Later, we cringe, fearful of lifting our heads lest anyone condemn us further for our regretful behavior. Ashamed, we bury our faces in self‐condemnation. Who will forgive us now? Who will refurbish our shameful lives?
God will. If we doubt his ability to forgive and restore, if we believe our transgressions beyond his redemption, we fail to comprehend his track record.
In Acts 3, Peter teaches us the radical extent of God’s forgiveness. A crowd of Jews in Solomon’s portico of the temple surrounds the apostle. Boldly, Peter lays out God’s case against them, reminding them they were the ones who delivered Jesus to Pilate. He tells them plainly that they denied the Holy and Righteous One and actually killed the Author of life (Acts 3:13-‐15).
Yet even these criminal acts against the Son of God do not disqualify them from God’s forgiveness. Further in the chapter, Peter reassures them that they “acted in ignorance” and calls them to repentance, to make Jesus Christ their Lord.

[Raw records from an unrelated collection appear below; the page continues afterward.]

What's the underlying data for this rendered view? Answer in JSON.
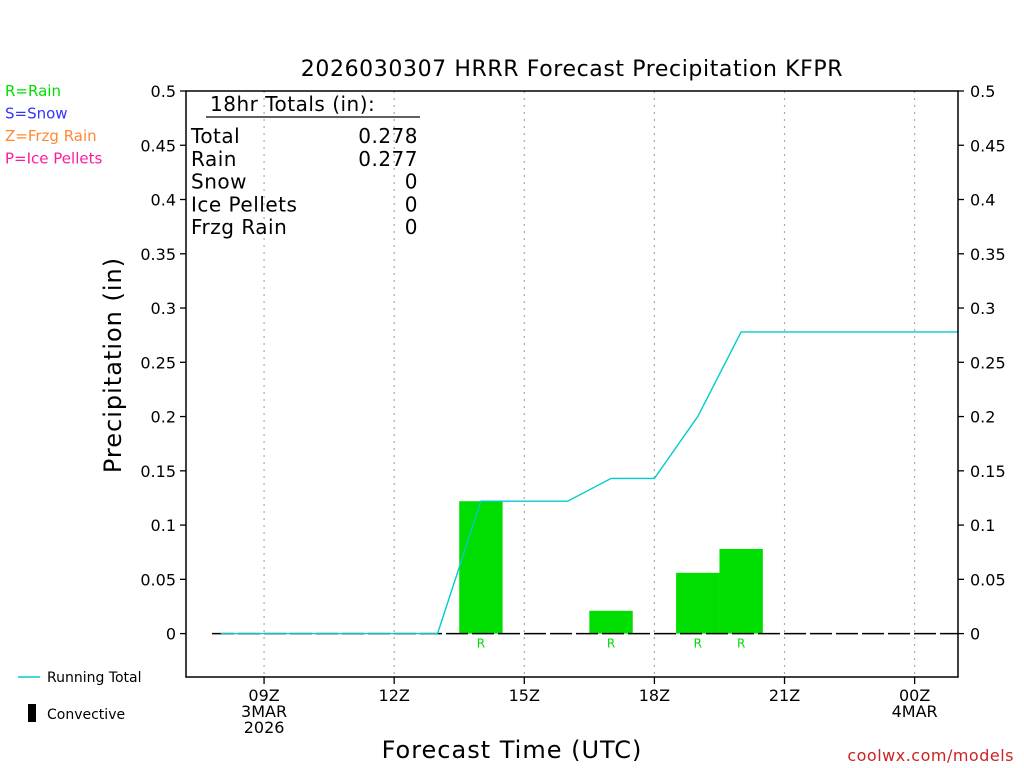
{
  "legend_types": [
    {
      "label": "R=Rain",
      "color": "#00dd00"
    },
    {
      "label": "S=Snow",
      "color": "#3333ff"
    },
    {
      "label": "Z=Frzg Rain",
      "color": "#ff8833"
    },
    {
      "label": "P=Ice Pellets",
      "color": "#ff1a99"
    }
  ],
  "legend_lines": {
    "running_total": "Running Total",
    "convective": "Convective"
  },
  "totals": {
    "header": "18hr Totals (in):",
    "rows": [
      {
        "label": "Total",
        "value": "0.278"
      },
      {
        "label": "Rain",
        "value": "0.277"
      },
      {
        "label": "Snow",
        "value": "0"
      },
      {
        "label": "Ice Pellets",
        "value": "0"
      },
      {
        "label": "Frzg Rain",
        "value": "0"
      }
    ]
  },
  "credit": "coolwx.com/models",
  "colors": {
    "bar": "#00dd00",
    "running_total": "#00cccc",
    "grid": "#aaaaaa",
    "credit": "#cc2222"
  },
  "chart_data": {
    "type": "bar",
    "title": "2026030307 HRRR Forecast Precipitation KFPR",
    "xlabel": "Forecast Time (UTC)",
    "ylabel": "Precipitation (in)",
    "x_unit": "hours (UTC, 3 MAR 2026)",
    "xlim": [
      7.2,
      25
    ],
    "ylim": [
      -0.04,
      0.5
    ],
    "yticks": [
      "0",
      "0.05",
      "0.1",
      "0.15",
      "0.2",
      "0.25",
      "0.3",
      "0.35",
      "0.4",
      "0.45",
      "0.5"
    ],
    "ytick_values": [
      0,
      0.05,
      0.1,
      0.15,
      0.2,
      0.25,
      0.3,
      0.35,
      0.4,
      0.45,
      0.5
    ],
    "xticks": [
      {
        "x": 9,
        "lines": [
          "09Z",
          "3MAR",
          "2026"
        ]
      },
      {
        "x": 12,
        "lines": [
          "12Z"
        ]
      },
      {
        "x": 15,
        "lines": [
          "15Z"
        ]
      },
      {
        "x": 18,
        "lines": [
          "18Z"
        ]
      },
      {
        "x": 21,
        "lines": [
          "21Z"
        ]
      },
      {
        "x": 24,
        "lines": [
          "00Z",
          "4MAR"
        ]
      }
    ],
    "grid_x": [
      9,
      12,
      15,
      18,
      21,
      24
    ],
    "bars": [
      {
        "x0": 13.5,
        "x1": 14.5,
        "value": 0.122,
        "type": "R"
      },
      {
        "x0": 16.5,
        "x1": 17.5,
        "value": 0.021,
        "type": "R"
      },
      {
        "x0": 18.5,
        "x1": 19.5,
        "value": 0.056,
        "type": "R"
      },
      {
        "x0": 19.5,
        "x1": 20.5,
        "value": 0.078,
        "type": "R"
      }
    ],
    "running_total": {
      "x": [
        8,
        9,
        10,
        11,
        12,
        13,
        14,
        15,
        16,
        17,
        18,
        19,
        20,
        21,
        22,
        23,
        24,
        25
      ],
      "y": [
        0,
        0,
        0,
        0,
        0,
        0,
        0.122,
        0.122,
        0.122,
        0.143,
        0.143,
        0.2,
        0.278,
        0.278,
        0.278,
        0.278,
        0.278,
        0.278
      ]
    },
    "baseline": {
      "x0": 7.8,
      "x1": 25
    }
  }
}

Through the lips of Peter, God actually extended forgiveness to the ones who participated in Jesus’ death. What iniquity could be more heinous? Since God willingly forgave these wretched offenders, we can be certain he is willing to forgive us as well. Our complete reconciliation with the Father is possible. Ask him to pardon and restore us to fellowship with him. His Son already paid the full price for us to obtain that costly gift.